Cna: «A Livorno imprese pagano Tari fino a tre volte superiore alle norme di regolamento»

«Il Comune adesso deve spiegare perché in tre anni non ha mantenuto la promessa di abbassare, davvero, le imposte»

[8 giugno 2017]

Hanno fatto scalpore nei giorni scorsi i dati diffusi dalla Cna Toscana, con i quali la Confederazione dell’artigianato e della piccola e media impresa puntava il dito contro un peso del fisco particolarmente elevato per le Pmi toscane: «Il peso complessivo del fisco (Total Tax Rate) sulle piccole imprese e sugli artigiani nel 2017 salirà – osservano dalla Cna Toscana – al 61,2% (+0,3% rispetto al 2016). In Toscana 3 capoluoghi di provincia superano questa media: Firenze, Grosseto e Livorno;  Pisa è nella media, Siena appena al di sotto. Questo a meno che le imprese non optino per il nuovo regime previsto dall’Iri (l’Imposta sul reddito delle imprese, che alleggerisce la tassazione del reddito lasciato in azienda) nel qual caso scenderà al 58,1%. Di certo, c’è che negli anni della crisi il Total Tax Rate è passato dal 59% del 2011 al 61,2% del 2017».

A rincarare la dose per quanto riguarda il territorio labronico ci ha pensato invece la Cna locale: «A certificare la cosa arriva adesso l’indagine del Centro studi nazionale dell’Associazione che ha passato in rassegna ben 135 comuni in Italia: gli imprenditori livornesi sono in Toscana al terzo posto della classifica negativa dei più tartassati dalle imposte, soprattutto locali. Il Comune adesso deve spiegare perché in tre anni non ha mantenuto la promessa di abbassare, davvero, le imposte».

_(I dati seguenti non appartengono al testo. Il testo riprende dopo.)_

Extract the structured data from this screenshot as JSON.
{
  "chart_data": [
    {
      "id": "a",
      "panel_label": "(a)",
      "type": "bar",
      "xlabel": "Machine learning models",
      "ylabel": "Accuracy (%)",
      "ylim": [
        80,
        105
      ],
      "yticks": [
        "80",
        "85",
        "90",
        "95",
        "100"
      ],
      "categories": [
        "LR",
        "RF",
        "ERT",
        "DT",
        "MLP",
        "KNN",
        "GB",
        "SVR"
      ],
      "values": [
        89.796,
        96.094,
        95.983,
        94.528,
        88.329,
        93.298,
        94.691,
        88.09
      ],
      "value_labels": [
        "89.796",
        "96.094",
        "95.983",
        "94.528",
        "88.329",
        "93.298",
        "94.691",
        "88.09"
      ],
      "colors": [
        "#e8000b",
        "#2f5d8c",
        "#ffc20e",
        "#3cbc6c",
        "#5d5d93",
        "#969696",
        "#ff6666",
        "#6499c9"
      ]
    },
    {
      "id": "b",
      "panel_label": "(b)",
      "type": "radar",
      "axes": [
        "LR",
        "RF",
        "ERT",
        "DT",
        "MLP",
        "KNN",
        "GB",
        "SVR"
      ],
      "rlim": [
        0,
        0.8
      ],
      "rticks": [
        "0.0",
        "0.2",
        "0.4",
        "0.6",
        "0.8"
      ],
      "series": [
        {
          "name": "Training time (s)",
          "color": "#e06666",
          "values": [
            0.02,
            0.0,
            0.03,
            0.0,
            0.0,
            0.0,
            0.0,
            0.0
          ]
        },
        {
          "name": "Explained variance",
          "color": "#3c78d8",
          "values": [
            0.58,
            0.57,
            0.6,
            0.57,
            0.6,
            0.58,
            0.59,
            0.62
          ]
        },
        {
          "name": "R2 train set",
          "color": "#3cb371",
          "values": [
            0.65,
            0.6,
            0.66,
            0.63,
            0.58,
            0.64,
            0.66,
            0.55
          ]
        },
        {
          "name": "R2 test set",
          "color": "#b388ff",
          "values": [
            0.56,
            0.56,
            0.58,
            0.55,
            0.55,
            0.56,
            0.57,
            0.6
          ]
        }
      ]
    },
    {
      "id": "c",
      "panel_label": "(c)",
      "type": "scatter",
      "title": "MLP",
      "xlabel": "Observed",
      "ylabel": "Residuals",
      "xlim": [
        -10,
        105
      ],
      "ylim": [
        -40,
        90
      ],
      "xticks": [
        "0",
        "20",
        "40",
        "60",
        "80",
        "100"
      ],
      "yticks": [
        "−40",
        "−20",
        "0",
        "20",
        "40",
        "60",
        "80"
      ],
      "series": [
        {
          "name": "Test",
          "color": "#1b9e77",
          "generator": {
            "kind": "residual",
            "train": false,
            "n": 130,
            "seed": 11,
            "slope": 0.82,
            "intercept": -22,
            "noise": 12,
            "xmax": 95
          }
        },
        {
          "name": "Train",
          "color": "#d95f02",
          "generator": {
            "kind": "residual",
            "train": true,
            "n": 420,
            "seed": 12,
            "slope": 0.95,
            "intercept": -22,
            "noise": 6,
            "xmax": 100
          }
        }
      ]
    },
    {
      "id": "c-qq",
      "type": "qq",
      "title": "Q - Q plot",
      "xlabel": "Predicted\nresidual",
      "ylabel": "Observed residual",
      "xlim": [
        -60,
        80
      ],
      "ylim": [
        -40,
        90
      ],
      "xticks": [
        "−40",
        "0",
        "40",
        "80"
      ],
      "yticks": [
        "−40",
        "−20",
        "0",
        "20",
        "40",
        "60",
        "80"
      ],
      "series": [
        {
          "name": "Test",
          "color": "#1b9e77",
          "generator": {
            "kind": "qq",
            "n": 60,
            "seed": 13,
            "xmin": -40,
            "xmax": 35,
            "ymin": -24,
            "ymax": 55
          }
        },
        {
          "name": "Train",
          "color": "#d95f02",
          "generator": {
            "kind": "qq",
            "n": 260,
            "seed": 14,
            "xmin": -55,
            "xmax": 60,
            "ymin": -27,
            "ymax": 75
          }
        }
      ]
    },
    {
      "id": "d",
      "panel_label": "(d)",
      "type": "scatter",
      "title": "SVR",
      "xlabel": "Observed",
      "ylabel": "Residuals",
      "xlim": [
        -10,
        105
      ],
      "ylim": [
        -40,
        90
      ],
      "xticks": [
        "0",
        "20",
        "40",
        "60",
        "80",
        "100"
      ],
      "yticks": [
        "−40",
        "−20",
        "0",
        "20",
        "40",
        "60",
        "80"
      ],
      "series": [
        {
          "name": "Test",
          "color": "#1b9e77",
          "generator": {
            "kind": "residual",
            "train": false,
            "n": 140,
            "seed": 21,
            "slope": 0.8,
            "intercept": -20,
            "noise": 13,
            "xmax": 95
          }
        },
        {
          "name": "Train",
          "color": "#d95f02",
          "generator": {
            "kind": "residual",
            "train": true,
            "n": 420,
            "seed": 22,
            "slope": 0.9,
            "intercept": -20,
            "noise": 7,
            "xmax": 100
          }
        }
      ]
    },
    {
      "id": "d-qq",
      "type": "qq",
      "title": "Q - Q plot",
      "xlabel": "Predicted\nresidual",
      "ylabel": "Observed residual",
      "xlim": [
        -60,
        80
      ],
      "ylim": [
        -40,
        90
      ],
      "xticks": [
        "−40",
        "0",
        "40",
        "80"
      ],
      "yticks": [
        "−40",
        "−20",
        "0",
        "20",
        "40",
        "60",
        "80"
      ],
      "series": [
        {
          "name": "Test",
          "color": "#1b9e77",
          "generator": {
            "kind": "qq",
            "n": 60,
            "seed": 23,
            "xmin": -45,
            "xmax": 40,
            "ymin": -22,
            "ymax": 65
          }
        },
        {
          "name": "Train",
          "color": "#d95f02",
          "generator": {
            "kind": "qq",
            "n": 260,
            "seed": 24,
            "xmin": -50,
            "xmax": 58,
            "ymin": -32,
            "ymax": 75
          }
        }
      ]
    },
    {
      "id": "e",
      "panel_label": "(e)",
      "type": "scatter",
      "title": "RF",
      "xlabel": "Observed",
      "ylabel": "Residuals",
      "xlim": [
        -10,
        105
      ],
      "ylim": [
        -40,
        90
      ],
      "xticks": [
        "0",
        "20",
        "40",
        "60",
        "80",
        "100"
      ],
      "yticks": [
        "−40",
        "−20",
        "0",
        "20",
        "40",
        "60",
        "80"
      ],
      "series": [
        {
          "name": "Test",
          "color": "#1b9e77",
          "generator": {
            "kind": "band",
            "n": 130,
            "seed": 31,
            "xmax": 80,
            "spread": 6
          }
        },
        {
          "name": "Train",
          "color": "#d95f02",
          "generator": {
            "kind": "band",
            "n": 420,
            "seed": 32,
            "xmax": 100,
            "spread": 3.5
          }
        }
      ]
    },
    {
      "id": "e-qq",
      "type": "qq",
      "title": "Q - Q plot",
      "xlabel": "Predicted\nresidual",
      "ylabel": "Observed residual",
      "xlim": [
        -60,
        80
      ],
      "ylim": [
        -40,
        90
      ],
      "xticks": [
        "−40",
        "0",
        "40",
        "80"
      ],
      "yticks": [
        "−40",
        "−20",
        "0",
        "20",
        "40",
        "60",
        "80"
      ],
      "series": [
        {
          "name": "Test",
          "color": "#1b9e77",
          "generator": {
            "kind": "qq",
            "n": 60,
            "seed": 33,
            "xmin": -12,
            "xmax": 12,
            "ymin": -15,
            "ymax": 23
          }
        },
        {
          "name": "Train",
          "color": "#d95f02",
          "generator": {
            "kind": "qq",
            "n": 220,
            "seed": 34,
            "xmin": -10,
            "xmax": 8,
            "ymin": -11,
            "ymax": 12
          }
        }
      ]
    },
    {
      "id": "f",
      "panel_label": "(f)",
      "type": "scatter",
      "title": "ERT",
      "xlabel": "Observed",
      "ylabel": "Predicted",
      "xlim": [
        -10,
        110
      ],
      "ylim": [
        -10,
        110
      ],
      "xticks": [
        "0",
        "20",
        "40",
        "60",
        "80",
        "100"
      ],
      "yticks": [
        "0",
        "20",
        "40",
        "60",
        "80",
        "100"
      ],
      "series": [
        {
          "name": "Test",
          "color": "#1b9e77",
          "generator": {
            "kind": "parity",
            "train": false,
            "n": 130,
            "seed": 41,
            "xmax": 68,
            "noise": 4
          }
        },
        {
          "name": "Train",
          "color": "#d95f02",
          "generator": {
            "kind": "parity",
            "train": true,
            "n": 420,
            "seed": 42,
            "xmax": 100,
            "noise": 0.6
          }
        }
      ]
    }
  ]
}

A fronte di un quadro complessivo particolarmente gravoso, l’attenzione della Confederazione livornese si concentra però su un tema in particolare, quello della Tari pagata dalle imprese sui rifiuti: «C’è di più – aggiunge infatti il presidente Stefano Trumpy – l’indagine esamina le delibere di tutti i comuni relativi alla Tari, supponendone una piena applicazione: così a Livorno invece non è e le aree in cui vengono prodotti i rifiuti speciali (quelli cioè della produzione per cui le aziende già pagano in proprio lo smaltimento) ed i magazzini, vengono ampiamente tassati contrariamente alla sentenza della Corte di Cassazione. Le pochissime volte che viene accettata una domanda di riduzione, si arriva ad un 30% nemmeno retroattivo. Questo fa sì che il Tax Free Day si sposti in avanti dal 12 agosto ben al 20 agosto e che l’impresa tipo oggetto dell’indagine paghi una Tari fino a tre volte superiore a quanto dovrebbe essere a norma di regolamento». Per questo la Cna Livorno, conclude il direttore Marco Valtriani, rinnova «l’appello al Comune di aprire sulla Tari immediatamente un tavolo con i nostri tecnici, per apportare subito quei correttivi che almeno ristabiliscano una tassazione in linea con quanto previsto dai regolamenti comunali: poi il passo ulteriore deve essere l’abbassamento reale e sostanziale delle tariffe e non la beffa che si è profilata con il 2017».